Fluid’s Vault Protocol is a CDP-based borrowing system (similar to Maker DAO) that enables up to 95% LTV and supports single collateral-single debt positions.

Liquidations on Fluid

Vaults on Fluid operate differently than in traditional protocols, where collateral is composed of two interchangeable assets (e.g., WBTC and cbBTC) and can be pooled together to earn trading fees. Works also for dual asset debt (e.g. USDC and USDT).

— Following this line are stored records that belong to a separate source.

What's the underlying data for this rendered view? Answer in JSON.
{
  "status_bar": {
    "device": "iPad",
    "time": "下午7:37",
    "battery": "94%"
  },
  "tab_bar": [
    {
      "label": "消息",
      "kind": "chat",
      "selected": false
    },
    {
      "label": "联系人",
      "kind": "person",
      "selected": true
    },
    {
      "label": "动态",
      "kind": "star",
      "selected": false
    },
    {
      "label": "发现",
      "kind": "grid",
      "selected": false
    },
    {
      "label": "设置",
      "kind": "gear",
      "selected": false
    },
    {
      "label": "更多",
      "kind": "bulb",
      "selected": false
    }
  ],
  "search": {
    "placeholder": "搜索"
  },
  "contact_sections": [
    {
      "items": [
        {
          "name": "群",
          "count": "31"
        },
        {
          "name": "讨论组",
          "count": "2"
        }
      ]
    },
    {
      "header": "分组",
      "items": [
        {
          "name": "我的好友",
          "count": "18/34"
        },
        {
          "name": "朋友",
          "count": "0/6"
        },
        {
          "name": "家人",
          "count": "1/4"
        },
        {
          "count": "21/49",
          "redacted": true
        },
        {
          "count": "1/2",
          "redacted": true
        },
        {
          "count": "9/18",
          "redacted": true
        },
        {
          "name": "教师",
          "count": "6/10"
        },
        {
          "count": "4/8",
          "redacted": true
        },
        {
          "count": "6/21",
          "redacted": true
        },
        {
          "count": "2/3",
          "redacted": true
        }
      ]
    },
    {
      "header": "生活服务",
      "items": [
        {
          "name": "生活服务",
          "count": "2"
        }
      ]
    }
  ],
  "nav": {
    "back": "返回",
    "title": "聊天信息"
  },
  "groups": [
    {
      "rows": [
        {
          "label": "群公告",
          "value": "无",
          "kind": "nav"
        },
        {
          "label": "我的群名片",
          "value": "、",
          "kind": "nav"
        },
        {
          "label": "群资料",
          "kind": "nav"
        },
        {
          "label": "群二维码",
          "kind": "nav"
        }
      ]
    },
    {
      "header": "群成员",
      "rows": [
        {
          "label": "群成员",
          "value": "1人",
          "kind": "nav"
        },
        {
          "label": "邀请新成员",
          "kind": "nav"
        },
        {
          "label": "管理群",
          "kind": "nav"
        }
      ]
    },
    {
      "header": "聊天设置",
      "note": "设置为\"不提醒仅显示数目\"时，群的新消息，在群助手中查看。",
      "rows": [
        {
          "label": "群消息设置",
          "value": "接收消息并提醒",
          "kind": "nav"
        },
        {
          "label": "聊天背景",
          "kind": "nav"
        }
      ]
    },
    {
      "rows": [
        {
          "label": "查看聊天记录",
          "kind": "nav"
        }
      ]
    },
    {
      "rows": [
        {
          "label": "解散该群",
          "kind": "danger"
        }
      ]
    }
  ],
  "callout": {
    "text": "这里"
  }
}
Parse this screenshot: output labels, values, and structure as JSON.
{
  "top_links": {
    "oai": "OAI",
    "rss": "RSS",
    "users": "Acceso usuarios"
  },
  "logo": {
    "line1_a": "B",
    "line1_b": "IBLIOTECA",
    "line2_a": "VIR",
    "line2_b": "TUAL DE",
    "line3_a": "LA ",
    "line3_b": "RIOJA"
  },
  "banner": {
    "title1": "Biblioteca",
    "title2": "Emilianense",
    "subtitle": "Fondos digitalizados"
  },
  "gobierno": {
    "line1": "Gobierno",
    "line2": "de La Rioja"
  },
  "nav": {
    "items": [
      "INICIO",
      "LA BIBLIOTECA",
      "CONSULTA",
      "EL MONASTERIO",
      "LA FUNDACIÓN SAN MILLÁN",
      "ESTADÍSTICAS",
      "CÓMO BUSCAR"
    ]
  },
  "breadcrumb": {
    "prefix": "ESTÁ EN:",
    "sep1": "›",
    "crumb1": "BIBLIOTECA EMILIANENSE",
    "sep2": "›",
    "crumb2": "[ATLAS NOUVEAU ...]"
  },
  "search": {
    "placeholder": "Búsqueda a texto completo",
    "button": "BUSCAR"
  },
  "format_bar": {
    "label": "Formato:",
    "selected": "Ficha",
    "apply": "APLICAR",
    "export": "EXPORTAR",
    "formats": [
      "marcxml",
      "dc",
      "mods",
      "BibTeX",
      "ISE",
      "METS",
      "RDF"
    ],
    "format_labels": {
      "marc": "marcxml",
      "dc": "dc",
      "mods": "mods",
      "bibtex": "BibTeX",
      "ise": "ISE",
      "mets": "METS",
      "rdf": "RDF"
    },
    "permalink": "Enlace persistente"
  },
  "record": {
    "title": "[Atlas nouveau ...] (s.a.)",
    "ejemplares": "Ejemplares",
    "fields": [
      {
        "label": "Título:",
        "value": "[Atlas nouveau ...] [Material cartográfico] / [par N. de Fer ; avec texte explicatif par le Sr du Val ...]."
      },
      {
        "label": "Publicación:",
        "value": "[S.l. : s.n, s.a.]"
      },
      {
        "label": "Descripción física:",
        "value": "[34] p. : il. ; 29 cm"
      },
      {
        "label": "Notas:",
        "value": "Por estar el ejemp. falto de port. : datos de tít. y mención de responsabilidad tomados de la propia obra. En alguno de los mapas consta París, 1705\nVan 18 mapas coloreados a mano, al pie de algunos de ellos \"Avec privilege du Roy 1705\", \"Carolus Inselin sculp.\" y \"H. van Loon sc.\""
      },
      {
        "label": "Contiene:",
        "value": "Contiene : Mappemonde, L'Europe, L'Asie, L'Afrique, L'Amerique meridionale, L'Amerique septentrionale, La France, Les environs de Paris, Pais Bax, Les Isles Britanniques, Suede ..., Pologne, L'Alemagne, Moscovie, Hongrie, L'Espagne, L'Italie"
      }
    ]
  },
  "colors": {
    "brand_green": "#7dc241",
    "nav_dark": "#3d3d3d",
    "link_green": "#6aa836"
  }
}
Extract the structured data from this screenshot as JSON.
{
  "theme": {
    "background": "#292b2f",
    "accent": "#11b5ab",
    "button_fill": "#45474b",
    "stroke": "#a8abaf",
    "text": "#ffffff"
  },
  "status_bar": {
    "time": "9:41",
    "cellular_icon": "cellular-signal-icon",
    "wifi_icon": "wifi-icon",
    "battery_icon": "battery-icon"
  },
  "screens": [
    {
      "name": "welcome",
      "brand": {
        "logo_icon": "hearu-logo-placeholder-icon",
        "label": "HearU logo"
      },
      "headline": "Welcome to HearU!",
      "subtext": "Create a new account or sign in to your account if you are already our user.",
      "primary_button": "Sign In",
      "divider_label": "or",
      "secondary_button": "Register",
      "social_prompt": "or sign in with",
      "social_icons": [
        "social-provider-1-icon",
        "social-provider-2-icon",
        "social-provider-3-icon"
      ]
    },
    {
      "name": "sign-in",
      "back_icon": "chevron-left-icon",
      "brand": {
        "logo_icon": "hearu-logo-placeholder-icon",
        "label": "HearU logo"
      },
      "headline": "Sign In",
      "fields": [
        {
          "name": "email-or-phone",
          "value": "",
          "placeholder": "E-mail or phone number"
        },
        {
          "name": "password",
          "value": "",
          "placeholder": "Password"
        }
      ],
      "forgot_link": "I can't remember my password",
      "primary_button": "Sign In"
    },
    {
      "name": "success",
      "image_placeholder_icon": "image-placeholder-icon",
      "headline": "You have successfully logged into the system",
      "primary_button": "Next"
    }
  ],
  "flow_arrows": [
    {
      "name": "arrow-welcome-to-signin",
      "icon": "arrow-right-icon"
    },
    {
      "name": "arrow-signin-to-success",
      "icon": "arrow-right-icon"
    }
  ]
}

  • Smart Collateral/Normal Debt: WBTC - cbBTC / USDC or weETH - ETH / wstETH

  • Normal Collateral/Smart Debt: ETH / USDC - USDT or wstETH / USDC - USDT

  • Smart Collateral/Smart Debt: WBTC - cbBTC / WBTC - cbBTC or wstETH - ETH / wstETH - ETH

Fluid employs a slot-based liquidation system, where when a user opens a Vault, their LTV is assigned to a specific slot. Positions within the same LTV are grouped into slots, which allows simultaneous liquidations, making the process faster and more gas-efficient.

After a liquidation event, the remaining positions are moved to the next slot based on the new market price.

The protocol only liquidates a portion of the position necessary to bring the position back to a healthy ratio, which reduces market impact and potential cascading liquidations.

Liquidation penalty in Fluid can be as low as 0.1% (up to 3%), while on other protocols it generally ranges from 5-10%.

Trader-as-Liquidator (by integrating with the DEX aggregators) allows any trader to participate in the liquidation process, ensuring liquidity and enhancing efficiency.

  • When a liquidation occurs, the liquidatable collateral is available for traders (that execute regular swaps through DEX aggregators) to swap for a discounted value while indirectly liquidating high LTV positions.